Americans’ moods soured this month, largely due to a wobbly stock market.
The University of Michigan’s latest consumer survey showed that sentiment declined 6% this month, according to a final reading released Friday, though sentiment is 6.5% better than it was a year ago. The survey also showed that Americans became more pessimistic about the economy’s outlook for the year ahead.
“This decline was driven in large part by higher-income consumers and those with sizable stock holdings, consistent with recent weakness in equity markets,” Joanne Hsu, the university’s Surveys of Consumers director, said in a release.
The benchmark S&P 500 index is still down from its most recent peak in July. Investors have been spooked by the economy’s surprising resilience and fears that the Federal Reserve will keep interest rates higher for longer, which has sent Treasury yields surging. The yield on the ten-year US Treasury has been tiptoeing around 5%. August and September are typically rough months for equities.
With third-quarter earnings season underway, companies’ results, especially those from big technology companies with an outsized influence, could make or break the stock market.
So far, tech titans such as Amazon, Meta, Microsoft and Google parent Alphabet have all reported robust results, with a few areas of concern. The tech-heavy Nasdaq tilted into correction territory Thursday as shares of some Big Tech companies slipped.

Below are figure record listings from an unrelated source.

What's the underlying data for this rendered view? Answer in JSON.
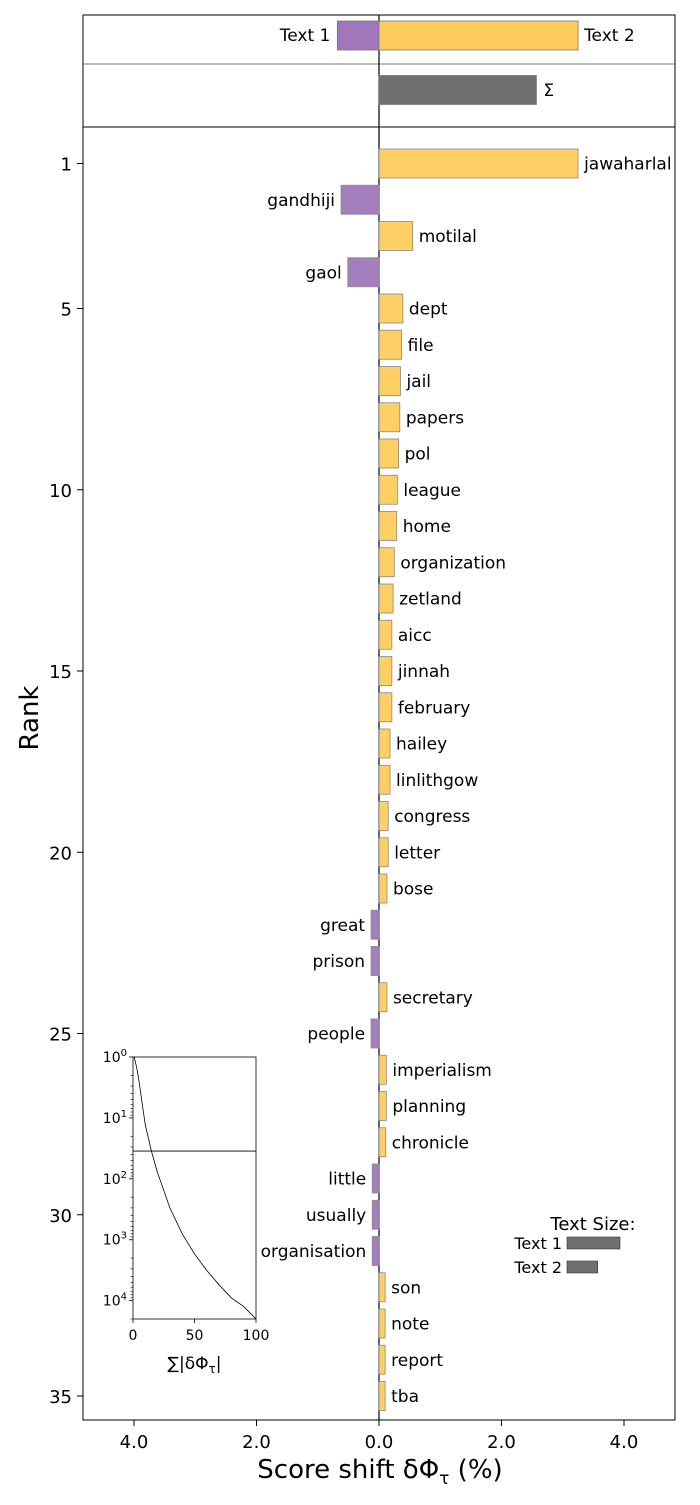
{
  "chart_data": {
    "type": "bar",
    "orientation": "horizontal",
    "xlabel": "Score shift δΦ",
    "xlabel_sub": "τ",
    "xlabel_suffix": " (%)",
    "ylabel": "Rank",
    "xlim": [
      -4.8,
      4.8
    ],
    "x_ticks": [
      -4,
      -2,
      0,
      2,
      4
    ],
    "x_tick_labels": [
      "4.0",
      "2.0",
      "0.0",
      "2.0",
      "4.0"
    ],
    "y_ticks": [
      1,
      5,
      10,
      15,
      20,
      25,
      30,
      35
    ],
    "colors": {
      "text1": "#A077BA",
      "text2": "#FECC5D",
      "sigma": "#707070"
    },
    "header": {
      "text1_label": "Text 1",
      "text1_value": -0.68,
      "text2_label": "Text 2",
      "text2_value": 3.25,
      "sigma_label": "Σ",
      "sigma_value": 2.57
    },
    "words": [
      {
        "rank": 1,
        "word": "jawaharlal",
        "value": 3.25
      },
      {
        "rank": 2,
        "word": "gandhiji",
        "value": -0.62
      },
      {
        "rank": 3,
        "word": "motilal",
        "value": 0.55
      },
      {
        "rank": 4,
        "word": "gaol",
        "value": -0.51
      },
      {
        "rank": 5,
        "word": "dept",
        "value": 0.39
      },
      {
        "rank": 6,
        "word": "file",
        "value": 0.37
      },
      {
        "rank": 7,
        "word": "jail",
        "value": 0.35
      },
      {
        "rank": 8,
        "word": "papers",
        "value": 0.34
      },
      {
        "rank": 9,
        "word": "pol",
        "value": 0.32
      },
      {
        "rank": 10,
        "word": "league",
        "value": 0.3
      },
      {
        "rank": 11,
        "word": "home",
        "value": 0.29
      },
      {
        "rank": 12,
        "word": "organization",
        "value": 0.25
      },
      {
        "rank": 13,
        "word": "zetland",
        "value": 0.23
      },
      {
        "rank": 14,
        "word": "aicc",
        "value": 0.21
      },
      {
        "rank": 15,
        "word": "jinnah",
        "value": 0.21
      },
      {
        "rank": 16,
        "word": "february",
        "value": 0.21
      },
      {
        "rank": 17,
        "word": "hailey",
        "value": 0.18
      },
      {
        "rank": 18,
        "word": "linlithgow",
        "value": 0.18
      },
      {
        "rank": 19,
        "word": "congress",
        "value": 0.15
      },
      {
        "rank": 20,
        "word": "letter",
        "value": 0.15
      },
      {
        "rank": 21,
        "word": "bose",
        "value": 0.13
      },
      {
        "rank": 22,
        "word": "great",
        "value": -0.13
      },
      {
        "rank": 23,
        "word": "prison",
        "value": -0.13
      },
      {
        "rank": 24,
        "word": "secretary",
        "value": 0.13
      },
      {
        "rank": 25,
        "word": "people",
        "value": -0.13
      },
      {
        "rank": 26,
        "word": "imperialism",
        "value": 0.12
      },
      {
        "rank": 27,
        "word": "planning",
        "value": 0.12
      },
      {
        "rank": 28,
        "word": "chronicle",
        "value": 0.11
      },
      {
        "rank": 29,
        "word": "little",
        "value": -0.11
      },
      {
        "rank": 30,
        "word": "usually",
        "value": -0.11
      },
      {
        "rank": 31,
        "word": "organisation",
        "value": -0.11
      },
      {
        "rank": 32,
        "word": "son",
        "value": 0.1
      },
      {
        "rank": 33,
        "word": "note",
        "value": 0.1
      },
      {
        "rank": 34,
        "word": "report",
        "value": 0.1
      },
      {
        "rank": 35,
        "word": "tba",
        "value": 0.1
      }
    ],
    "text_size_legend": {
      "title": "Text Size:",
      "items": [
        {
          "label": "Text 1",
          "value": 1.0
        },
        {
          "label": "Text 2",
          "value": 0.58
        }
      ]
    },
    "inset": {
      "xlabel": "∑|δΦ",
      "xlabel_sub": "τ",
      "xlabel_suffix": "|",
      "xlim": [
        0,
        100
      ],
      "x_ticks": [
        0,
        50,
        100
      ],
      "y_scale": "log",
      "y_inverted": true,
      "y_ticks": [
        {
          "value": 1,
          "base": "10",
          "exp": "0"
        },
        {
          "value": 10,
          "base": "10",
          "exp": "1"
        },
        {
          "value": 100,
          "base": "10",
          "exp": "2"
        },
        {
          "value": 1000,
          "base": "10",
          "exp": "3"
        },
        {
          "value": 10000,
          "base": "10",
          "exp": "4"
        }
      ],
      "ylim": [
        1,
        20000
      ],
      "reference_rank": 35,
      "curve": [
        [
          1,
          1
        ],
        [
          3,
          1.5
        ],
        [
          5,
          2.6
        ],
        [
          7,
          5
        ],
        [
          10,
          13
        ],
        [
          15,
          35
        ],
        [
          20,
          80
        ],
        [
          30,
          300
        ],
        [
          40,
          800
        ],
        [
          50,
          1700
        ],
        [
          60,
          3200
        ],
        [
          70,
          5500
        ],
        [
          80,
          9000
        ],
        [
          90,
          12500
        ],
        [
          100,
          20000
        ]
      ]
    }
  }
}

Apple, Amazon, Nvidia, Microsoft and Alphabet make up about a quarter of the S&P 500’s value, so Americans with investments are highly attentive to the health of those companies.

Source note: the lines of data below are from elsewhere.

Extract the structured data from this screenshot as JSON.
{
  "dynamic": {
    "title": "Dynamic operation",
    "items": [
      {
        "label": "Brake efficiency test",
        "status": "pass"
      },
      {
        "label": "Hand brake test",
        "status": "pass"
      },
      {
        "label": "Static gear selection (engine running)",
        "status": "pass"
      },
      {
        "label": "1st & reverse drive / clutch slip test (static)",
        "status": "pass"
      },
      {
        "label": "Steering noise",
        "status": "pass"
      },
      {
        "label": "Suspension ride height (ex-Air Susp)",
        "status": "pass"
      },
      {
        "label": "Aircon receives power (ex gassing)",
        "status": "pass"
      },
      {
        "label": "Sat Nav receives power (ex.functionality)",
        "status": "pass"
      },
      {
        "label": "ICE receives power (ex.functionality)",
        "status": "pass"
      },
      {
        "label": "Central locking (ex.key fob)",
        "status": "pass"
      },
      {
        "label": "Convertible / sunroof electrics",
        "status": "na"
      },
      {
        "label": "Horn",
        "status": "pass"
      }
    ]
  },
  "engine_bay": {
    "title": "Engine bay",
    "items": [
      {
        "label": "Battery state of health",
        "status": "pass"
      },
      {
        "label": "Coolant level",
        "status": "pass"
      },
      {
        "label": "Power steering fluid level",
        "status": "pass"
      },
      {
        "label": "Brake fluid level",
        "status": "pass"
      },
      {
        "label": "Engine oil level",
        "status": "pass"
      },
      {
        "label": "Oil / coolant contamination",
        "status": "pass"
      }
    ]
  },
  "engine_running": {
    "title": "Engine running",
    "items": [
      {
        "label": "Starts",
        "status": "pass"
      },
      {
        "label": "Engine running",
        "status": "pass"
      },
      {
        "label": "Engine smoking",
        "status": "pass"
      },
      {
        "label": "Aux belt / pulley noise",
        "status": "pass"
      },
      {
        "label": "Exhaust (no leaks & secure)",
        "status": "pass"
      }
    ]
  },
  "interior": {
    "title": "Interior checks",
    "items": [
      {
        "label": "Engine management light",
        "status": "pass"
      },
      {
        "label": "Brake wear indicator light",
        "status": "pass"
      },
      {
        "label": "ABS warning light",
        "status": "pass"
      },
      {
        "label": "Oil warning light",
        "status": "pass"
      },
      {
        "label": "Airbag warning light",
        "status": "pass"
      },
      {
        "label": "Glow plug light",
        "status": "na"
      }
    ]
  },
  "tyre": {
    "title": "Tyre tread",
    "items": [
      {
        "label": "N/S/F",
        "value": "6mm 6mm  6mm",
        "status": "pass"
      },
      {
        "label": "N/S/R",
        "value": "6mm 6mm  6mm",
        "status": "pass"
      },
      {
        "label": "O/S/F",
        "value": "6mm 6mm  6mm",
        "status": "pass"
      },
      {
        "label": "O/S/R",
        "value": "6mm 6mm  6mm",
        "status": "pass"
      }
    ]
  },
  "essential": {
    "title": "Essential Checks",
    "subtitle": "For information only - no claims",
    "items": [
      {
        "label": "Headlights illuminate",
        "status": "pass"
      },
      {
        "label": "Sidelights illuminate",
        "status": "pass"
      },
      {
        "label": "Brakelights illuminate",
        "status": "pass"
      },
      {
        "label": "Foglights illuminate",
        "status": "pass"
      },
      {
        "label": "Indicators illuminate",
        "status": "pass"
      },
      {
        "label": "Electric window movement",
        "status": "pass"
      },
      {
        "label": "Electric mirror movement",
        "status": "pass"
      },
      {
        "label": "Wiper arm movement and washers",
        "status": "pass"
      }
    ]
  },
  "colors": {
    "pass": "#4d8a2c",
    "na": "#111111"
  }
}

Meanwhile, Americans’ inflation expectations for the year ahead worsened in October, jumping to 4.2% from 3.2% in September, the highest reading since May. The Federal Reserve pays close attention to inflation expectations, particularly longer-term expectations.
Also, expectations for inflation rates in the next five to 10 years edged up to 3% this month, up slightly from 2.8% in September.
If Americans don’t expect inflation to eventually come down, then that could usher in an era of permanently higher prices, making it extremely difficult for the Fed to bring inflation back down to its 2% target.